A little background information: My father was my absolute best friend. He raised me as a single parent and after I graduated high school, we became extremely close.
We both had very difficult lives but the bond we shared was/is unbreakable.
He was diagnosed suddenly with Primary CNS Lymphoma and despite our best efforts, he passed away 8 months afterwards.
I was his primary caregiver through those times and it was heartbreaking to watch the tumor take the strongest man I knew, reducing him to nothing.
I struggled terribly with having to be his nurse because all I wanted and needed at that time, was to be his daughter… As is the nature of brain tumors, I was petrified that at the end he’d forget me (at onset, he didn’t know who I was either so the fear was justified, I think…).
Two days before he died, he was pretty much unresponsive save a few words here and there. We never talked of his dying and never said any goodbyes – it just wasn’t something he wanted to do.
The last words we spoke were my telling him I loved him and he returned the sentiment.
After he died, the house we lived in was utterly toxic to me, psychologically.
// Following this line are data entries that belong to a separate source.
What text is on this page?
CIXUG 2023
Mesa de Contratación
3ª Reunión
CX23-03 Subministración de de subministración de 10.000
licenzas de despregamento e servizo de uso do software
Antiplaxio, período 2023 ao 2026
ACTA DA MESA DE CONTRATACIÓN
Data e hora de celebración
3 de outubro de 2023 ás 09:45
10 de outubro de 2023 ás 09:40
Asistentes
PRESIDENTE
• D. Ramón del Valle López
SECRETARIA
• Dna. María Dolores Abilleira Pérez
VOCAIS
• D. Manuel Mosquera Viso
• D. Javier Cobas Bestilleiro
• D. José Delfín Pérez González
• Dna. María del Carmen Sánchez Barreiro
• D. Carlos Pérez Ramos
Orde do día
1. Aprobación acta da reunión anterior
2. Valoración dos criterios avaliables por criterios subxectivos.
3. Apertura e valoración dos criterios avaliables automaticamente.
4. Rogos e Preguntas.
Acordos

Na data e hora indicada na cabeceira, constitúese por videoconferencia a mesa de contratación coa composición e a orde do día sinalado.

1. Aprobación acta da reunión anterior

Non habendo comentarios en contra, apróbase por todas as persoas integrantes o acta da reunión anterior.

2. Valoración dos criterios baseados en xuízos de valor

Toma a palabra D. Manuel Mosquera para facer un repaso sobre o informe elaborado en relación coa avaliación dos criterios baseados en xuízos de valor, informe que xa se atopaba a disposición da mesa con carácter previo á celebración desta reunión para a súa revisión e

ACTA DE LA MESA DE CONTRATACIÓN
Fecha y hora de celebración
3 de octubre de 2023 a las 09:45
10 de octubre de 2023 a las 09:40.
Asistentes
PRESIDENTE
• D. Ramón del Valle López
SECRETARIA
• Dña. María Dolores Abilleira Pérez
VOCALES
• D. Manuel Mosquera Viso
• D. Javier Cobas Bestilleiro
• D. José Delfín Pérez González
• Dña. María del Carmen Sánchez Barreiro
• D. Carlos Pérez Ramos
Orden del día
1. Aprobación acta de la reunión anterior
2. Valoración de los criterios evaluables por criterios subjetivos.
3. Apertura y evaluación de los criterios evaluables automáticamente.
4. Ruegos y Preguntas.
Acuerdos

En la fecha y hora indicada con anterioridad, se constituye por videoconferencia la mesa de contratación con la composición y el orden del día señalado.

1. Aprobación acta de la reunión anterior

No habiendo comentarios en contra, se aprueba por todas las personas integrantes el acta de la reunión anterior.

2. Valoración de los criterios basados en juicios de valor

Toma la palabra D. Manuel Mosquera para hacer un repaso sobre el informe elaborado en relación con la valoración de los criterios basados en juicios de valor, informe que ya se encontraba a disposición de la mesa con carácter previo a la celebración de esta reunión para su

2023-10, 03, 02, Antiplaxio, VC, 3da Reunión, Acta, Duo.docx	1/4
So, with his retroactive disability money (which he was approved for but never got to use), myself and my brother (who I am also a caregiver for) moved from the city to a small house in PA.
The first ‘dream’ I had of my father in the new house is written below.
After-Death Communication Dream: The Time Capsule
In the dream, there was a ‘fad’ that people were doing prior to dying.
They were making time-capsules to give to those they loved as a personal memento. Each one would consist of five items chosen by the person who was passing…
My father made one for me and in the last moments before he died, I ran to him with the items so he could explain them to me.
I could see his labored breathing but he was neither scared, nor in pain. He was calm. Ready. No outward traces anymore, of the ugly tumor that invaded our lives…
I knelt next to him, closely, and held up the first item. It was an oddly shaped paintbrush. The bristles were squarely blocked and the handle oddly shaped so, in the hand, it had to be held a very specific way. ‘What does this mean, Dad?’ I asked…
‘This is to remind you that you can thicken or thin the trees of your Life any way that you want – it is *all* in the technique and how you handle the brush. Learn that, Kate.’
The second item was a simple and small paintbrush – the kind that you would get in any children’s set of watercolors. ‘And this one?’
‘That is how I want you to remember me. I was a simple man. Neither special or unique. A simple, imperfect man.’ I stopped him there and said, ‘No, you are my father. You will always be special to me. Always.’
He smiled weakly and I rummaged through the capsule. The next two items were simple sterling silver rings, both with amber stones. Not fancy but elegant in their simplicity.
‘Those are YOU. What you’ve always been to me and to my life. I chose amber because it is a living stone. Full of warmth and able to hold both time and memory within it. You are that to me, natural, beautiful and able to carry with you, the best and worst of life. And I know you will always keep me alive within you.’
At this point in the dream (and while I was sleeping), I was in tears because I knew his time was approaching the end now. I hurried and grabbed the last item from the capsule: a simple strand of aurora borealis colored beads (possibly prayer beads?).
‘Before you go, Dad, tell me of this too… please.’
His voice cracking and barely above a whisper, he said this: ‘That is my promise to you, Kate. There is magic after this life is done. There is so much magic afterwards and I love you.’
… and with that, he closed his eyes and took his last breath.
When I woke up from the dream, I was in tears. I was crying as I slept (according to my brother) and I cried when I woke up. I cried for about three hours afterwards too.